He vuelto a Berlín, que dejara echada a mediados de los setenta al pie del Muro de la Vergüenza, asomada a su solemne y triste Puerta de Brandenburgo, acorralada entre bloques de cemento, edificios derrumbados, alambradas de púas, torres artilladas y amplias avenidas de terrenos minados, convertida hoy gracias a la ironía de la historia en una maravillosa, luminosa, pujante y liberada ciudad abierta de extremo a extremo. No un fantasma avergonzado de representar el poder del Tercer Reich, la derruida Iglesia de la Recordación, las ruinas de la Cancillería y el Bunker de Hitler en el Tiergarten, sino la orgullosa capital del país más poderoso de Europa. Gobernado, para mayor sorpresa, por una joven mujer que vino del frío, como el espía de la novela de John Le Carré, filmada por Martin Ritt en 1965 y personificada por Richard Burton, junto a Claire Bloom. De la que, muchos años después, supe era la esposa del gran novelista norteamericano Philiph Roth, amigos ambos del amado e inolvidable Primo Levy. Cuya magna obra, Si esto es un hombre, debiera ser lectura de cabecera de todos los enemigos del nazismo de derechas e izquierdas.

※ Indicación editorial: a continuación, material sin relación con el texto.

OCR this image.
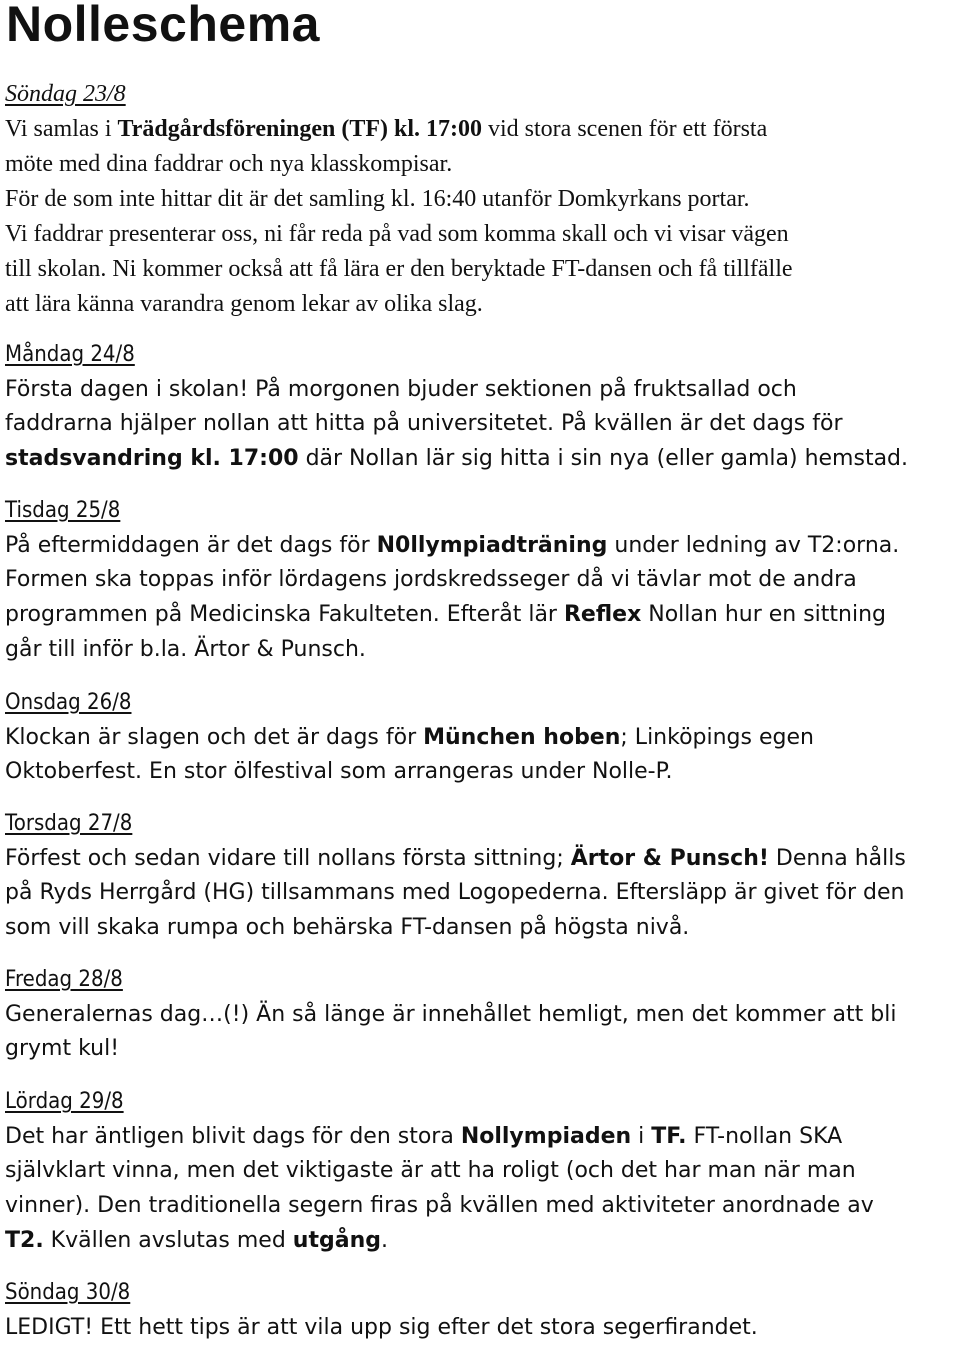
Nolleschema
Söndag 23/8
Vi samlas i Trädgårdsföreningen (TF) kl. 17:00 vid stora scenen för ett första
möte med dina faddrar och nya klasskompisar.
För de som inte hittar dit är det samling kl. 16:40 utanför Domkyrkans portar.
Vi faddrar presenterar oss, ni får reda på vad som komma skall och vi visar vägen
till skolan. Ni kommer också att få lära er den beryktade FT-dansen och få tillfälle
att lära känna varandra genom lekar av olika slag.
Måndag 24/8
Första dagen i skolan! På morgonen bjuder sektionen på fruktsallad och
faddrarna hjälper nollan att hitta på universitetet. På kvällen är det dags för
stadsvandring kl. 17:00 där Nollan lär sig hitta i sin nya (eller gamla) hemstad.
Tisdag 25/8
På eftermiddagen är det dags för N0llympiadträning under ledning av T2:orna.
Formen ska toppas inför lördagens jordskredsseger då vi tävlar mot de andra
programmen på Medicinska Fakulteten. Efteråt lär Reflex Nollan hur en sittning
går till inför b.la. Ärtor & Punsch.
Onsdag 26/8
Klockan är slagen och det är dags för München hoben; Linköpings egen
Oktoberfest. En stor ölfestival som arrangeras under Nolle-P.
Torsdag 27/8
Förfest och sedan vidare till nollans första sittning; Ärtor & Punsch! Denna hålls
på Ryds Herrgård (HG) tillsammans med Logopederna. Eftersläpp är givet för den
som vill skaka rumpa och behärska FT-dansen på högsta nivå.
Fredag 28/8
Generalernas dag…(!) Än så länge är innehållet hemligt, men det kommer att bli
grymt kul!
Lördag 29/8
Det har äntligen blivit dags för den stora Nollympiaden i TF. FT-nollan SKA
självklart vinna, men det viktigaste är att ha roligt (och det har man när man
vinner). Den traditionella segern firas på kvällen med aktiviteter anordnade av
T2. Kvällen avslutas med utgång.
Söndag 30/8
LEDIGT! Ett hett tips är att vila upp sig efter det stora segerfirandet.
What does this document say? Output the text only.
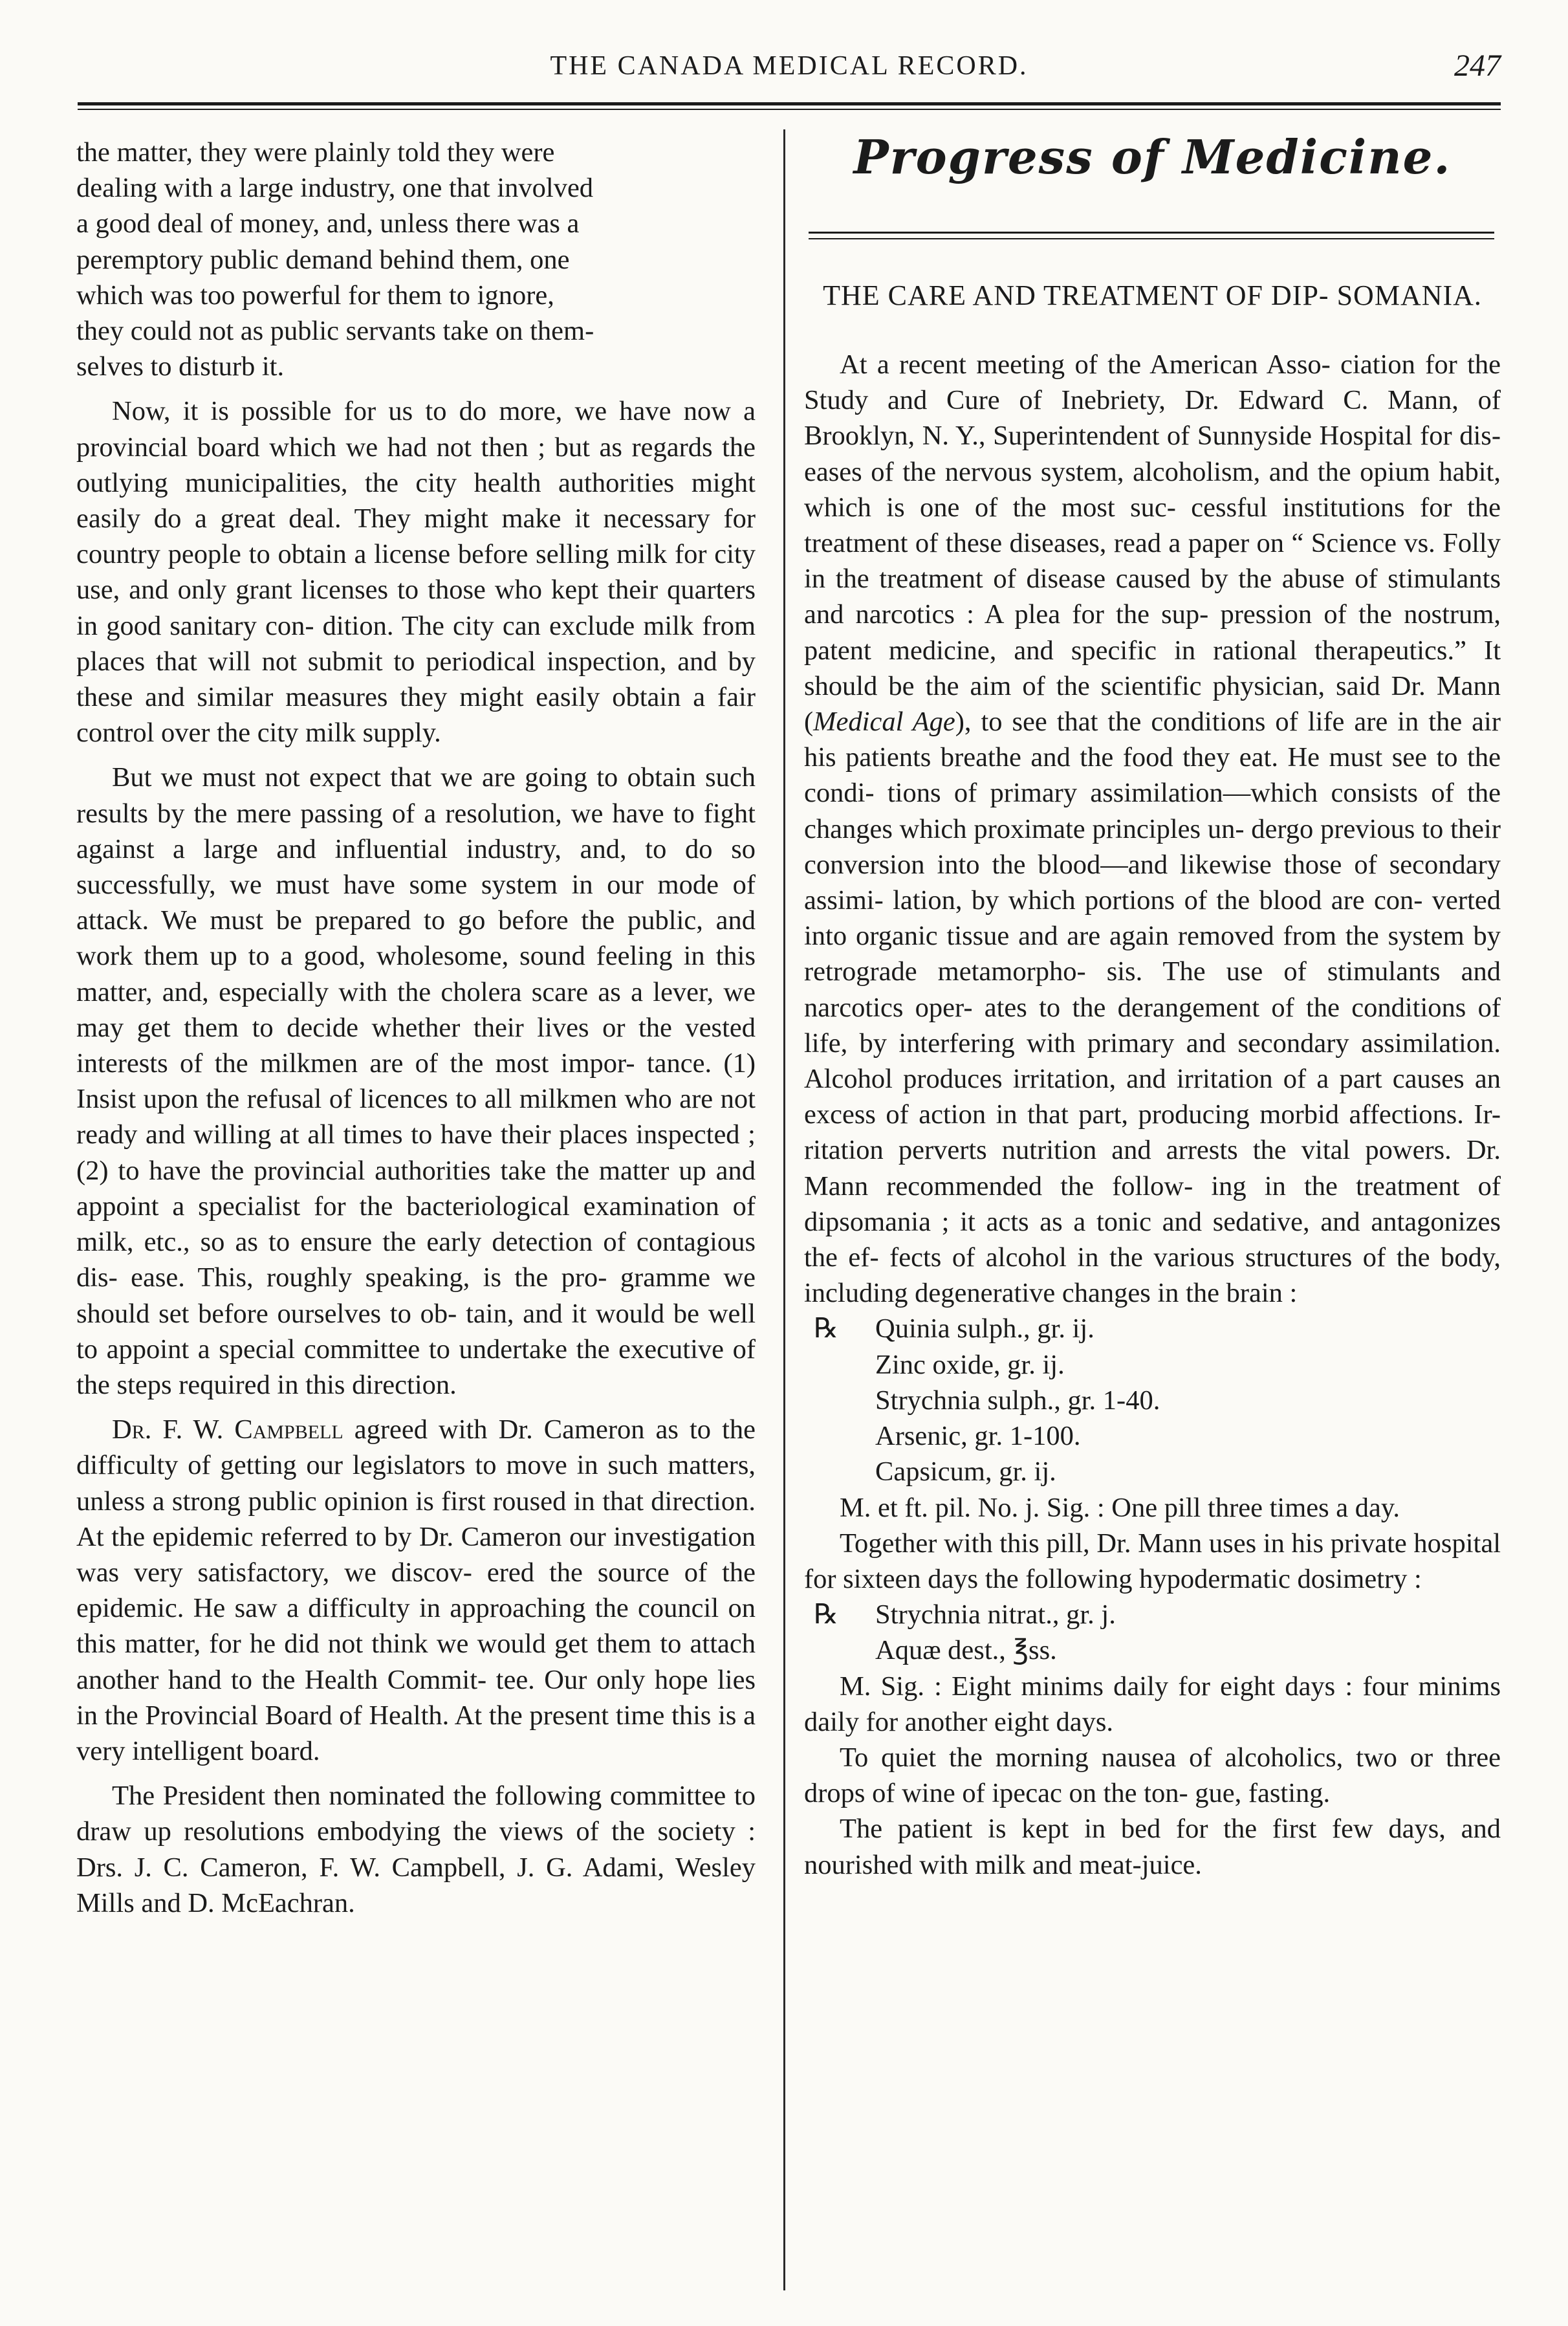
THE CANADA MEDICAL RECORD.	247

the matter, they were plainly told they were
dealing with a large industry, one that involved
a good deal of money, and, unless there was a
peremptory public demand behind them, one
which was too powerful for them to ignore,
they could not as public servants take on them-
selves to disturb it.

Now, it is possible for us to do more, we have now a provincial board which we had not then ; but as regards the outlying municipalities, the city health authorities might easily do a great deal. They might make it necessary for country people to obtain a license before selling milk for city use, and only grant licenses to those who kept their quarters in good sanitary con- dition. The city can exclude milk from places that will not submit to periodical inspection, and by these and similar measures they might easily obtain a fair control over the city milk supply.

But we must not expect that we are going to obtain such results by the mere passing of a resolution, we have to fight against a large and influential industry, and, to do so successfully, we must have some system in our mode of attack. We must be prepared to go before the public, and work them up to a good, wholesome, sound feeling in this matter, and, especially with the cholera scare as a lever, we may get them to decide whether their lives or the vested interests of the milkmen are of the most impor- tance. (1) Insist upon the refusal of licences to all milkmen who are not ready and willing at all times to have their places inspected ; (2) to have the provincial authorities take the matter up and appoint a specialist for the bacteriological examination of milk, etc., so as to ensure the early detection of contagious dis- ease. This, roughly speaking, is the pro- gramme we should set before ourselves to ob- tain, and it would be well to appoint a special committee to undertake the executive of the steps required in this direction.

Dr. F. W. Campbell agreed with Dr. Cameron as to the difficulty of getting our legislators to move in such matters, unless a strong public opinion is first roused in that direction. At the epidemic referred to by Dr. Cameron our investigation was very satisfactory, we discov- ered the source of the epidemic. He saw a difficulty in approaching the council on this matter, for he did not think we would get them to attach another hand to the Health Commit- tee. Our only hope lies in the Provincial Board of Health. At the present time this is a very intelligent board.

The President then nominated the following committee to draw up resolutions embodying the views of the society : Drs. J. C. Cameron, F. W. Campbell, J. G. Adami, Wesley Mills and D. McEachran.

Progress of Medicine.

THE CARE AND TREATMENT OF DIP- SOMANIA.

At a recent meeting of the American Asso- ciation for the Study and Cure of Inebriety, Dr. Edward C. Mann, of Brooklyn, N. Y., Superintendent of Sunnyside Hospital for dis- eases of the nervous system, alcoholism, and the opium habit, which is one of the most suc- cessful institutions for the treatment of these diseases, read a paper on “ Science vs. Folly in the treatment of disease caused by the abuse of stimulants and narcotics : A plea for the sup- pression of the nostrum, patent medicine, and specific in rational therapeutics.” It should be the aim of the scientific physician, said Dr. Mann (Medical Age), to see that the conditions of life are in the air his patients breathe and the food they eat. He must see to the condi- tions of primary assimilation—which consists of the changes which proximate principles un- dergo previous to their conversion into the blood—and likewise those of secondary assimi- lation, by which portions of the blood are con- verted into organic tissue and are again removed from the system by retrograde metamorpho- sis. The use of stimulants and narcotics oper- ates to the derangement of the conditions of life, by interfering with primary and secondary assimilation. Alcohol produces irritation, and irritation of a part causes an excess of action in that part, producing morbid affections. Ir- ritation perverts nutrition and arrests the vital powers. Dr. Mann recommended the follow- ing in the treatment of dipsomania ; it acts as a tonic and sedative, and antagonizes the ef- fects of alcohol in the various structures of the body, including degenerative changes in the brain :

℞ Quinia sulph., gr. ij.

Zinc oxide, gr. ij.

Strychnia sulph., gr. 1-40.

Arsenic, gr. 1-100.

Capsicum, gr. ij.

M. et ft. pil. No. j. Sig. : One pill three times a day.

Together with this pill, Dr. Mann uses in his private hospital for sixteen days the following hypodermatic dosimetry :

℞ Strychnia nitrat., gr. j.

Aquæ dest., ℥ss.

M. Sig. : Eight minims daily for eight days : four minims daily for another eight days.

To quiet the morning nausea of alcoholics, two or three drops of wine of ipecac on the ton- gue, fasting.

The patient is kept in bed for the first few days, and nourished with milk and meat-juice.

Recuerdo la reunificación alemana, en la que jamás creí, porque es el mejor ejemplo que se me viene a la mente ante la que también debiera ser una reivindicación irrenunciable de los demócratas latinoamericanos: la democratización y el fin del totalitarismo castrocomunista, en primer lugar en Cuba, madre del cordero, y luego en Venezuela y Nicaragua sus siniestros apéndices. Así como los demócratas alemanes jamás renunciaron a la voluntad histórica de expulsar de su suelo patrio a los siniestros críos de Stalin –criaron por cierto a Michelle Bachelet–  y reunificarse bajo las banderas democráticas, así, los cubanos jamás debieran renunciar a expulsar de su territorio a los invasores castrocomunistas y reconstruir la interrumpida y ensangrentada historia de la Cuba eterna.

Después de sesenta años de tolerancia y alcahuetería ha llegado la hora de alzar nuestra voz y demandar el fin de la tiranía castrista y su nefasto influjo sobre las fuerzas tiránicas que la acompañan en toda América Latina. La libertad de Cuba debiera ser nuestra reivindicación irrenunciable. Ya es hora.